How to Cite
Rivera Garcia, A., Tuba, G., Czellér, K., Kovács, G., & Zsembeli, J. (2020). Mitigation of the effect of secondary salinization by micro soil conditioning. Acta Agraria Debreceniensis, (1), 115–119. https://doi.org/10.34101/actaagrar/1/3720
This research has the general goal to meet the customization of agriculture in small scale farming. We are developing a technique using micro doses of soil conditioners and organic material applied in the root zone of vegetable crops. We expected to change the physical and chemical properties of the affected soil, which has been irrigated with salty water. Two different soil conditioners were tested. A lysimeter experiment including 8 simple drainage lysimeters was set up in the Research Institute of Karcag IAREF University of Debrecen in 2017. The main goal was to study the effect of different soil conditioners on the soil endangered by secondary salinization induced by irrigation with saline water. In order to compare the difference between the treatments, we collected soil samples, water samples, and determined the yields.
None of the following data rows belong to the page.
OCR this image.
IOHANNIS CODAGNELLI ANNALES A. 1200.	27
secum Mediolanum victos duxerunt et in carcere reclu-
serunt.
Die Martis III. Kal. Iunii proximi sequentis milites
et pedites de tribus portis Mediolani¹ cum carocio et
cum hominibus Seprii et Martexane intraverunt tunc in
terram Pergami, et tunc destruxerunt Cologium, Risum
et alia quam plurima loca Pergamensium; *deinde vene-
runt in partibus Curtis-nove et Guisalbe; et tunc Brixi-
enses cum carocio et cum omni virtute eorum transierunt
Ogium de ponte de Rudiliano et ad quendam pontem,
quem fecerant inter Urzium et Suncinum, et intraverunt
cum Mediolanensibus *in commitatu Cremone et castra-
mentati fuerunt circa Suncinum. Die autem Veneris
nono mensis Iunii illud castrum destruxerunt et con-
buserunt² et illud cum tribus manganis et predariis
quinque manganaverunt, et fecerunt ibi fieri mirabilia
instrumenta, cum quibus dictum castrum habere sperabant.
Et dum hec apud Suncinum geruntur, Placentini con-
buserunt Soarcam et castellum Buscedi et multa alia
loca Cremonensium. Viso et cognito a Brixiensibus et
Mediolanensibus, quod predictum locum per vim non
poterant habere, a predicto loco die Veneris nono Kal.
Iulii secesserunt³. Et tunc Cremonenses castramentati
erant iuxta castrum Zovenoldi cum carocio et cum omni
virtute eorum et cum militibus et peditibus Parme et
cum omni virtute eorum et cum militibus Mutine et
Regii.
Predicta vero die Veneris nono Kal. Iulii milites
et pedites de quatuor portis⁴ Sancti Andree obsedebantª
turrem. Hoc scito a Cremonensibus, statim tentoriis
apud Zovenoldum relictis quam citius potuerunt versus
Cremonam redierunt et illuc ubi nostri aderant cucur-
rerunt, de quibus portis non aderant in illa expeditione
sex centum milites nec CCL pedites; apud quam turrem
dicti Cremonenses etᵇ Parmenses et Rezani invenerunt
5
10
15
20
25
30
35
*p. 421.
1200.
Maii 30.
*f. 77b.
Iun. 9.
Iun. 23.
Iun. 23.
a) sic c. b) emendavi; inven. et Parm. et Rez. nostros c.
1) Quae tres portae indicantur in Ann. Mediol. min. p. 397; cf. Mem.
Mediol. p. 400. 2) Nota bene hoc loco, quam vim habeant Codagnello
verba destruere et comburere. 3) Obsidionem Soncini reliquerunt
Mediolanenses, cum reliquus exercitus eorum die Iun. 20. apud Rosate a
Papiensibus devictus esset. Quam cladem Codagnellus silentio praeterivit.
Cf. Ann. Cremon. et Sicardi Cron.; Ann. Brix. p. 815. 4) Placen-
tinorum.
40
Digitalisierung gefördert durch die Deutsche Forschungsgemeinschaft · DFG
Chili pepper (Capsicum annuum) was used as an indicator crop during one specific agricultural season. The technique called micro soil conditioning is rational because several reasons. The roles of the technique are various, for example it can serve as a source of carbon or a container for soil amendments and can minimize evaporation. We found this technique not to interfere with the chemical reaction or the interaction with the plants. However, the micro doses of soil amendments had the role to minimize the risk of soil degradation and do not significantly influence soil respiration. In addition, by improving soil properties, soil conditioning increases the leaching of the excess of salts from the root zone. In fact, this technique can decrease the cost of the inputs and improves the production of vegetables, and at the same time mitigates the effect of secondary salinization.